We could be looking at a hillside of wind turbines in Iowa, iceboats racing on the Hudson River, dapper worshipers exiting a corrugated tin church in Mississippi, delinquent kids in New Jersey heaving rocks at the train, kudzu vines strangling telephone poles in Georgia, or homeless men huddled in cardboard shacks beneath I-5 in Seattle.

A train trip unspools in an endless stream of images and words. And if you listen well, you hear America.

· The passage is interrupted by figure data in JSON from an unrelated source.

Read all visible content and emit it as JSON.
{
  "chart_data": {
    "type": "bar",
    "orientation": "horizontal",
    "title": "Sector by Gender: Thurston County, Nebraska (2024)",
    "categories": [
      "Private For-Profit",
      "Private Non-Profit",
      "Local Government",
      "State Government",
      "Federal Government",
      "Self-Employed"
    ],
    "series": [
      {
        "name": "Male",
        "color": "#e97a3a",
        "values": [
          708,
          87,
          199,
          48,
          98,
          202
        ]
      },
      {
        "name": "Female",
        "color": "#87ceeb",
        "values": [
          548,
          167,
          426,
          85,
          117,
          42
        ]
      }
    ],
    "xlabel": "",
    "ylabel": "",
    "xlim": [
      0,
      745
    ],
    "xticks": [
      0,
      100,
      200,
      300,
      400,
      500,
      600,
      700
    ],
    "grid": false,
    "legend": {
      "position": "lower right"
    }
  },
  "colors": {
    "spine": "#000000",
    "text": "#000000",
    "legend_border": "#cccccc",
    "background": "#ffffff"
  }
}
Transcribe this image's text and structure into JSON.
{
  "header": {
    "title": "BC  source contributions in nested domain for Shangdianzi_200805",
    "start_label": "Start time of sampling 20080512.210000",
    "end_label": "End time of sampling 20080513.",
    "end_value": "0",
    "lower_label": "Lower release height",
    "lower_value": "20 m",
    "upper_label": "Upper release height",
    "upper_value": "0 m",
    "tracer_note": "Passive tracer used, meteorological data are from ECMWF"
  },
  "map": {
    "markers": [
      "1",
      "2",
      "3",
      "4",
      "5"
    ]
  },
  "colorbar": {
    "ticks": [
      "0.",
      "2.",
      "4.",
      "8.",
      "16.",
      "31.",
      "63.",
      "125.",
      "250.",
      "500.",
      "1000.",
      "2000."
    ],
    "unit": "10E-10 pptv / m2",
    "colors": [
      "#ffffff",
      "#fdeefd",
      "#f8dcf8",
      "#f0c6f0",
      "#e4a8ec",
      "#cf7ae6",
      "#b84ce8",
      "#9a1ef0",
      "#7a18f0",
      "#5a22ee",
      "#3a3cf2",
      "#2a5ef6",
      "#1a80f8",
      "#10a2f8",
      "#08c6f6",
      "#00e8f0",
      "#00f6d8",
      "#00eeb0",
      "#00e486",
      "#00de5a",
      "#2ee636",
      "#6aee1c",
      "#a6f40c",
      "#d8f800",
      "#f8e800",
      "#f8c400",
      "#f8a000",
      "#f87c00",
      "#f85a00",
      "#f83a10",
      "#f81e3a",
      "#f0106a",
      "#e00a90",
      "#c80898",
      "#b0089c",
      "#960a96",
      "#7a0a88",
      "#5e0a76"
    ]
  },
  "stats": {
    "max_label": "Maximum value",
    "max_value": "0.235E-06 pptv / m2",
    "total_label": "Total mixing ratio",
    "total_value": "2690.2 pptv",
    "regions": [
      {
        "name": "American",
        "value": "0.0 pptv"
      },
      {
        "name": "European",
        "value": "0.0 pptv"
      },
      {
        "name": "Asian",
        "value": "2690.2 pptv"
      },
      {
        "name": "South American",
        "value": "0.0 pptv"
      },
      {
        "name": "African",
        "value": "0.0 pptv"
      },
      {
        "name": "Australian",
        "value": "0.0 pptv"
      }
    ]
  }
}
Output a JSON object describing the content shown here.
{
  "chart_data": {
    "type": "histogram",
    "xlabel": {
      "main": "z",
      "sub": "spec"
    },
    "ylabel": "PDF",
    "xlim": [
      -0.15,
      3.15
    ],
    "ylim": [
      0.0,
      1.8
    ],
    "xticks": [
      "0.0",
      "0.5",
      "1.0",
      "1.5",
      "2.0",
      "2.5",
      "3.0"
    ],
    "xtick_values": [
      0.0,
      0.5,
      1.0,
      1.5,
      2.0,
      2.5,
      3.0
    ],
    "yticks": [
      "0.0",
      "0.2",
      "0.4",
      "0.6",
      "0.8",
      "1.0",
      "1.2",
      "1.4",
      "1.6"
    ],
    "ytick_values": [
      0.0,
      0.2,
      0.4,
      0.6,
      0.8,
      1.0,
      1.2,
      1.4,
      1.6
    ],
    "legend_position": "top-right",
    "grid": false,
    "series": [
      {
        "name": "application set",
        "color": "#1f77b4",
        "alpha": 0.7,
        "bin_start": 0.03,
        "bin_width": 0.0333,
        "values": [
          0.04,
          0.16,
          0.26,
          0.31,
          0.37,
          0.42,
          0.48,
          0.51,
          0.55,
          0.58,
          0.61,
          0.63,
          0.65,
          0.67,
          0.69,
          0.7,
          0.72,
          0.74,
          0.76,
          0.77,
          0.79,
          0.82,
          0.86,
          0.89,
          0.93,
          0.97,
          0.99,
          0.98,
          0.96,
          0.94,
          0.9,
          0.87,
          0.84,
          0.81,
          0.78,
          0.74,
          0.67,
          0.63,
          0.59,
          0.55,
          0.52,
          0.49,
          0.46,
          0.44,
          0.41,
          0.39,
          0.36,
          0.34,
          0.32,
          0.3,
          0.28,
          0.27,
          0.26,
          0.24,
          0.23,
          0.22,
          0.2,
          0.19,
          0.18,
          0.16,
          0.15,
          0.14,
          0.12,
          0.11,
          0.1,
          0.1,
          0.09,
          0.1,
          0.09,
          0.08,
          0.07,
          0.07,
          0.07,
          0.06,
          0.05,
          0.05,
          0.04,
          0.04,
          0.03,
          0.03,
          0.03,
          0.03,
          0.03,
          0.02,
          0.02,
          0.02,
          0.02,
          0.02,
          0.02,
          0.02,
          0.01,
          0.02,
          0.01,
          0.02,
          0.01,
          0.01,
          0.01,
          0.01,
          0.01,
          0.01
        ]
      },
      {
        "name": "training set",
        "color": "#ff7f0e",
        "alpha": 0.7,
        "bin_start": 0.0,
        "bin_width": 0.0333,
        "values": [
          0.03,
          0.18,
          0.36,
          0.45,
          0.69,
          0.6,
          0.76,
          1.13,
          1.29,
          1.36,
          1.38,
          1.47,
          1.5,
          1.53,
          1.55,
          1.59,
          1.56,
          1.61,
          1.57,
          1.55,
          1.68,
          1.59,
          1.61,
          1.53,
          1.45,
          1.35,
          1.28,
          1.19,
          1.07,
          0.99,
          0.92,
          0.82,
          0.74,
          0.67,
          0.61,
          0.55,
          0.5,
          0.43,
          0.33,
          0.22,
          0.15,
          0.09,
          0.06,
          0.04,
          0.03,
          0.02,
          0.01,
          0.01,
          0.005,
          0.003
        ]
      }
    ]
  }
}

  • Enjoyed your “Riding Trains” learning experience. It reminded me of being seated ever night for a week with a couple who lived through holocaust concentration camps. Getting to know this couple over “breaking bread” on our honeymoon 35 years ago was an indelible and inspiring memory for us. I doubt previous generations realize how influential the relatively insignificant one-on-one conversations can be in forming a young person’s worldview.

    • KennS

      I love traveling on Amtrak for these and other reasons, including not having to wait in long lines to go through metal detectors! We take the train instead of flying whenever it’s available and we have the extra travel time available. It is just the best, and if you make reservations far enough in advance, usually a better buy for the money, if not cheaper in total.

  • DougHill25

    Great story. It seems there’s a lot of sadness and desperation out there in America.

    • Susan Jane Fischer

      No more than any where else. The train is cheaper than flying for long distances.

    • Mayaquez

      No more or less it’s just life happening to people.

  • Severine7

    Great read. The train is so much more humane than air travel, especially these days. And the best part is seeing the natural landscape, not just the gray highway and a bunch of metal cars.

  • Big Burly

    great read ! Thx for stirring similar memories of trips all over NA. I also used to fly a lot — before bonus miles 250k a year. Today I take a train whenever it is going near where I want to be. Such a pleasure.

  • George3C

    My wife and I loved train travel. Often, she was the one to book the trip. We used the gated, guarded train station in Santa Ana, California for all of our travels up and down the state. We always used business class for the comfort–the wide seats with great seat pitch, the free coffee, and the newspapers that would come on when the train made a stop in a big city. Where there was no connection, we used the Amtrak Thruway bus service, a far cry from the cramped Greyhounds of old. Conversations with other travelers and the train crew were plusses. We talked for an hour one day with the road foreman of engines, making his usual tour of the route. Great learning for both of us. Thanks for this article.

  • Michael Barts

    I just logged 2000 miles on the Empire Builder. This article mirrored my experience. I’ll be happy to travel Amtrak long distance any time.